It didn’t take long after this morning’s announcement of the Oscar nominations for social media to start buzzing.
Industry observers and fans alike quickly noticed that not a single person of color was nominated in the four acting categories; it’s the first time that’s happened since 1998. The hashtag #OscarsSoWhite quickly began trending on Twitter.
Oscar’s lack of diversity may have been a shock to many, but Stacy Smith of the USC Annenberg School for Communication and Journalism knows it’s nothing new.
In a study of 600 popular films released between 2007 and 2013, Smith and her team found no meaningful change in the representation of racial and ethnic groups on the big screen.
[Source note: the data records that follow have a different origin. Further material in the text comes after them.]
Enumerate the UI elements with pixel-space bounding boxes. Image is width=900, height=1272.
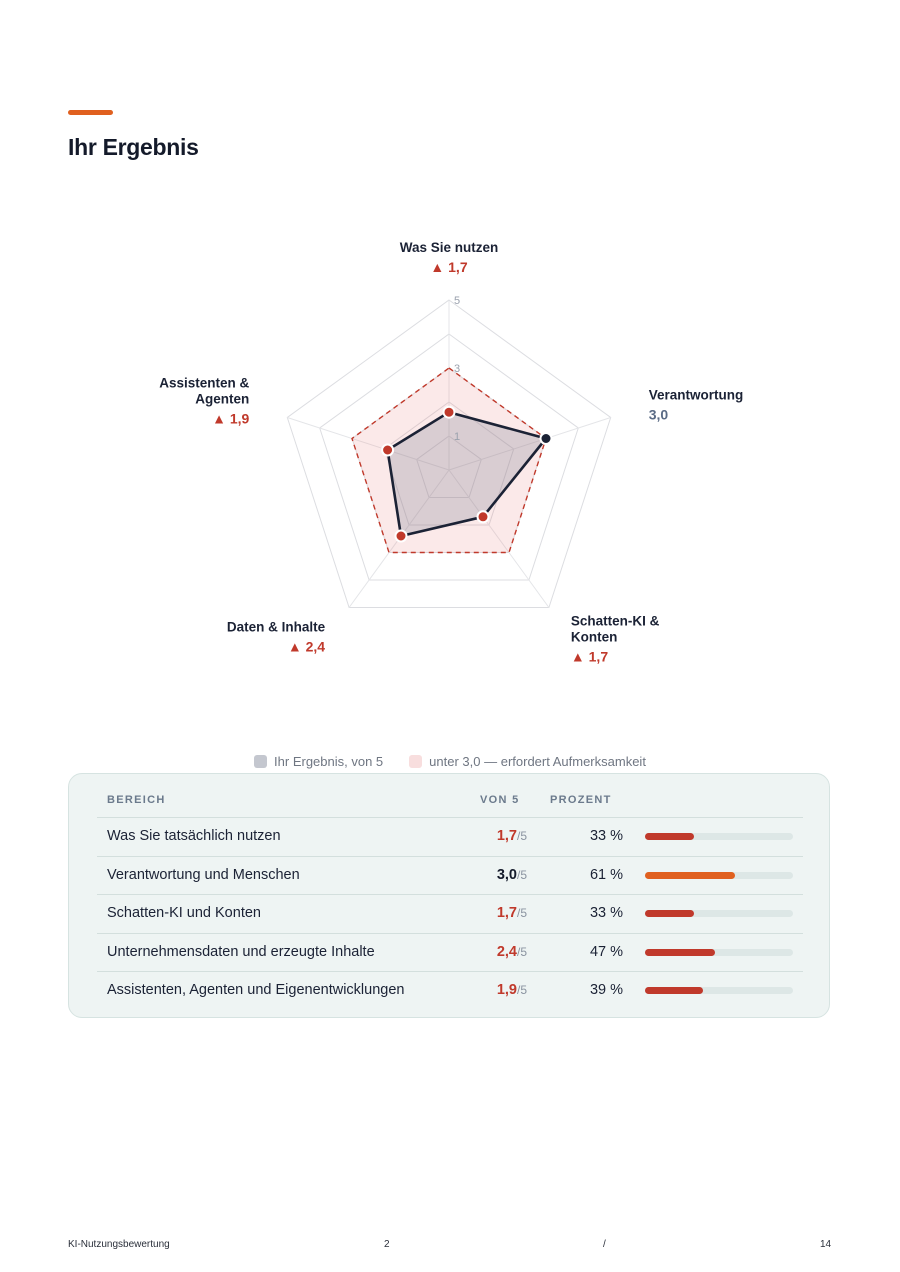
axis-score: ▲ 1,9 [212, 411, 249, 427]
table-row: Verantwortung und Menschen 3,0/5 61 % [97, 855, 803, 895]
data-point [539, 432, 553, 445]
axis-label-line: Schatten-KI & [571, 614, 660, 629]
footer-separator: / [603, 1239, 606, 1250]
results-table: BEREICH VON 5 PROZENT Was Sie tatsächlic… [68, 773, 830, 1018]
axis-score: 3,0 [649, 407, 669, 423]
axis-score: ▲ 2,4 [288, 639, 325, 655]
row-percent: 47 % [589, 943, 623, 960]
row-progress-track [645, 833, 793, 840]
table-row: Assistenten, Agenten und Eigenentwicklun… [97, 971, 803, 1010]
row-area-name: Verantwortung und Menschen [107, 866, 300, 883]
ring-label: 3 [454, 363, 460, 375]
row-score-value: 1,9 [496, 982, 517, 998]
row-progress-fill [645, 833, 694, 840]
row-score-max: /5 [516, 983, 527, 997]
grid-spoke [448, 469, 550, 608]
legend-item-attention: unter 3,0 — erfordert Aufmerksamkeit [409, 754, 646, 769]
ring-label: 1 [454, 431, 460, 443]
axis-label-line: Agenten [195, 392, 249, 407]
footer-document-title: KI-Nutzungsbewertung [68, 1239, 170, 1250]
grid-spoke [448, 417, 611, 471]
row-percent: 33 % [589, 905, 623, 921]
grid-ring [286, 299, 612, 608]
row-progress-fill [645, 910, 694, 917]
data-point [442, 405, 456, 419]
ring-labels: 1 3 5 [454, 295, 460, 443]
chart-legend: Ihr Ergebnis, von 5 unter 3,0 — erforder… [0, 754, 900, 769]
legend-swatch-attention [409, 755, 423, 768]
grid-spoke [287, 417, 450, 471]
row-score: 3,0/5 [497, 867, 527, 883]
row-score-value: 2,4 [496, 943, 517, 960]
footer-page-number: 2 [384, 1239, 390, 1250]
row-progress-track [645, 987, 793, 994]
column-header-area: BEREICH [107, 794, 166, 806]
row-area-name: Assistenten, Agenten und Eigenentwicklun… [107, 982, 405, 998]
row-area-name: Unternehmensdaten und erzeugte Inhalte [107, 943, 375, 960]
threshold-polygon [351, 367, 547, 554]
row-progress-fill [645, 871, 736, 879]
row-score-value: 1,7 [496, 828, 517, 844]
row-score-max: /5 [516, 867, 527, 882]
axis-label: Schatten-KI & Konten [571, 614, 660, 645]
row-score-max: /5 [516, 906, 527, 920]
axis-label-line: Konten [571, 630, 618, 645]
row-area-name: Was Sie tatsächlich nutzen [107, 828, 281, 844]
legend-swatch-result [254, 755, 268, 768]
row-percent: 61 % [589, 866, 623, 883]
row-score: 2,4/5 [497, 944, 527, 960]
table-row: Unternehmensdaten und erzeugte Inhalte 2,… [97, 932, 803, 972]
grid-ring [319, 333, 579, 581]
row-progress-track [645, 948, 793, 956]
row-score-max: /5 [516, 944, 527, 959]
row-progress-fill [645, 987, 703, 994]
row-percent: 33 % [589, 828, 623, 844]
data-point [476, 510, 490, 524]
footer-page-total: 14 [820, 1239, 832, 1250]
data-point [381, 443, 395, 457]
axis-labels: Was Sie nutzen ▲ 1,7 Verantwortung 3,0 Schat… [159, 240, 743, 665]
threshold-area [351, 367, 547, 554]
row-progress-track [645, 871, 793, 879]
grid-ring [416, 435, 482, 498]
accent-bar [68, 110, 113, 115]
result-polygon [386, 410, 548, 538]
data-point [394, 529, 408, 543]
axis-label: Daten & Inhalte [227, 620, 326, 635]
column-header-percent: PROZENT [550, 794, 612, 806]
axis-score: ▲ 1,7 [430, 259, 467, 275]
axis-score: ▲ 1,7 [571, 649, 608, 665]
axis-label: Assistenten & Agenten [159, 376, 249, 407]
table-row: Was Sie tatsächlich nutzen 1,7/5 33 % [97, 817, 803, 856]
table-row: Schatten-KI und Konten 1,7/5 33 % [97, 894, 803, 933]
legend-label-attention: unter 3,0 — erfordert Aufmerksamkeit [429, 754, 646, 769]
result-area [386, 410, 548, 538]
row-score: 1,9/5 [497, 982, 527, 998]
row-score: 1,7/5 [497, 828, 527, 844]
column-header-score: VON 5 [480, 794, 520, 806]
row-area-name: Schatten-KI und Konten [107, 905, 261, 921]
page-title: Ihr Ergebnis [68, 134, 199, 160]
row-progress-track [645, 910, 793, 917]
row-score-value: 3,0 [496, 866, 517, 883]
axis-label: Verantwortung [649, 388, 744, 403]
axis-label-line: Assistenten & [159, 376, 249, 391]
row-percent: 39 % [589, 982, 623, 998]
result-points [381, 405, 553, 543]
legend-label-result: Ihr Ergebnis, von 5 [274, 754, 384, 769]
row-score-max: /5 [516, 829, 527, 843]
row-progress-fill [645, 948, 715, 956]
legend-item-result: Ihr Ergebnis, von 5 [254, 754, 383, 769]
row-score-value: 1,7 [496, 905, 517, 921]
row-score: 1,7/5 [497, 905, 527, 921]
axis-label: Was Sie nutzen [400, 240, 499, 255]
ring-label: 5 [454, 295, 460, 307]
radar-chart: 1 3 5 Was Sie nutzen ▲ 1,7 Verantwortung 3,0 S… [159, 240, 743, 665]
Looking at the 100 top-grossing film of 2013, nearly a fifth of all studied films had no black speaking characters at all. Another 37 films depicted black characters as roughly 2 to 10 percent of the cast.
Across the U.S., blacks comprise about 10 to 14 percent of the population.
“Top-grossing films do not fully represent the audiences they target,” said the report, Race/Ethnicity in 600 Popular Films: Examining On-Screen Portrayals and Behind-the-Camera Diversity, written with Marc Choueiti and Katherine Pieper for USC Annenberg’s Media, Diversity & Social Change Initiative.
Other racial and ethnic groups were similarly underrepresented. Males also outnumbered females in each group.
“Stories and storytellers should reflect viewers who hail from different cultural backgrounds,” the study said.